Just how big is the temptation for you to include little in-jokes like Hidden Mickeys?
I’ve never understood the impulse to add hidden Mickeys to project artwork. I have understood the urge to hide signatures on artwork. I have done that just to be able to prove that I’ve created something by pointing out my signature in the bushes or trees of an illustration.
Who do you count as the biggest influence to your artwork?
The major influence on my work would be my dad - I am blessed with his DNA. And, I was fortunate to have known and worked with Disney artists Marc Davis, Al Bertino, Collin Campbell, Jack Ferges, Claude Coats, John Hench, Paul Hartley, Walt Peregoy, and many others too numerous to name. Some of my teachers at Art Center were and still are huge talents - Jack Leynnwood, Joe Henninger to name two.
Were there any projects you liked working on the most, or where you were happiest with the end results?
I would have to say that the projects which gave me the most personal satisfaction were the waterparks Typhoon Lagoon and Blizzard Beach, and I liked some of the work I did for the Disney stores. I very much enjoyed the wonderful teams on these jobs. Some of the camaraderie was delightful while working on Disneyland Paris - especially that on the team that Jeff Burke pulled together for Frontierland.
From Blizzard Beach, I remember seeing the illustration of a waterpark in a snow globe that I believe was credited to you. I imagine that it must have been fun exploring the contrasts between a water park and a ski resort?
The original concept for Blizzard Beach was born in the brain of Imagineer Marshall Monroe, a mechanical engineer working in special effects, in 1992. He showed up one morning at a brainstorming session with the idea for a waterpark based on winter sports after having spent the previous evening watching the winter Olympics in his hotel room. The idea took off like an avalanche. That was a very exciting project to watch come to fruition.
Back to Phantom Manor for a bit: which aspect of the work on this project did you like best?
Looking back on the work for Phantom Manor, I think the part I enjoyed the most was working on the portraits of the bride and the stretch paintings. Those were really fun and challenging.
Did you get to see the finished attraction?
I saw the finished attraction while vacationing in Paris in 1998.
What did you think of the park? I often hear people say it’s the most beautiful of the Magic Kingdoms.

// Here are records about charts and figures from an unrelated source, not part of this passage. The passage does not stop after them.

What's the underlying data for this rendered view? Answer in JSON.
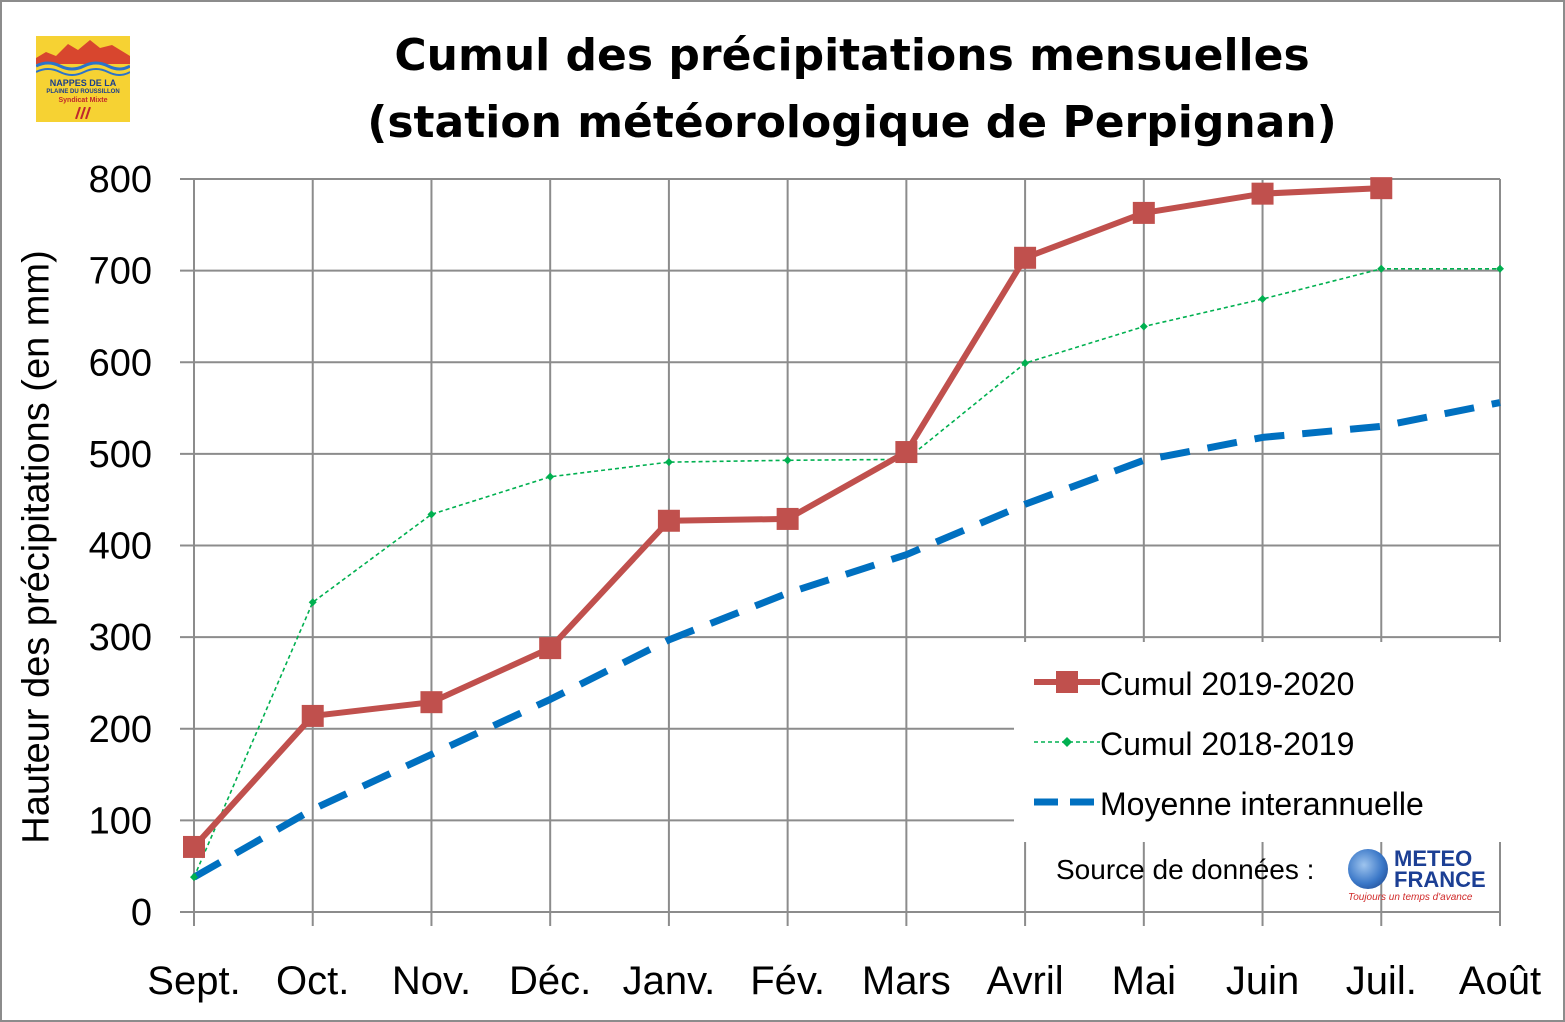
{
  "logo_nappes": {
    "line1": "NAPPES DE LA",
    "line2": "PLAINE DU ROUSSILLON",
    "line3": "Syndicat Mixte",
    "colors": {
      "background": "#f6d233",
      "blue": "#1a3e8c",
      "red": "#c0282d"
    }
  },
  "source": {
    "label": "Source de données :",
    "logo_word1": "METEO",
    "logo_word2": "FRANCE",
    "logo_tagline": "Toujours un temps d'avance"
  },
  "chart_data": {
    "type": "line",
    "title_line1": "Cumul des précipitations mensuelles",
    "title_line2": "(station météorologique de Perpignan)",
    "xlabel": "",
    "ylabel": "Hauteur des précipitations (en mm)",
    "categories": [
      "Sept.",
      "Oct.",
      "Nov.",
      "Déc.",
      "Janv.",
      "Fév.",
      "Mars",
      "Avril",
      "Mai",
      "Juin",
      "Juil.",
      "Août"
    ],
    "ylim": [
      0,
      800
    ],
    "yticks": [
      "0",
      "100",
      "200",
      "300",
      "400",
      "500",
      "600",
      "700",
      "800"
    ],
    "grid": true,
    "legend_position": "bottom-right",
    "series": [
      {
        "name": "Cumul 2019-2020",
        "color": "#c0504d",
        "style": "solid-thick",
        "marker": "square",
        "values": [
          71,
          214,
          229,
          288,
          427,
          429,
          502,
          714,
          763,
          784,
          790,
          null
        ]
      },
      {
        "name": "Cumul 2018-2019",
        "color": "#00b050",
        "style": "dashed-thin",
        "marker": "diamond",
        "values": [
          38,
          338,
          434,
          475,
          491,
          493,
          494,
          599,
          639,
          669,
          702,
          702
        ]
      },
      {
        "name": "Moyenne interannuelle",
        "color": "#0070c0",
        "style": "dashed-thick",
        "marker": "none",
        "values": [
          38,
          112,
          172,
          232,
          297,
          348,
          390,
          445,
          493,
          518,
          530,
          556
        ]
      }
    ]
  }
}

I especially love Eddie Sotto’s Main Street at Disneyland Paris - it is stupendous. That whole park is beautifully done. I don’t know about most beautiful because each park has its own beauty. Disneyland, California is the first, and in my opinion, the most wonderful and charming. The Magic Kingdom in Florida is huge and beautiful with breathtaking aspects. I’m sorry I haven’t had the pleasure of visiting Tokyo Disneyland.
Finally — can you tell us what you’re currently working on?
I’m currently working with another artist on my first graphic novel - a marathon job that will occupy my time for most of this year. It is an art form that I have a newfound respect for.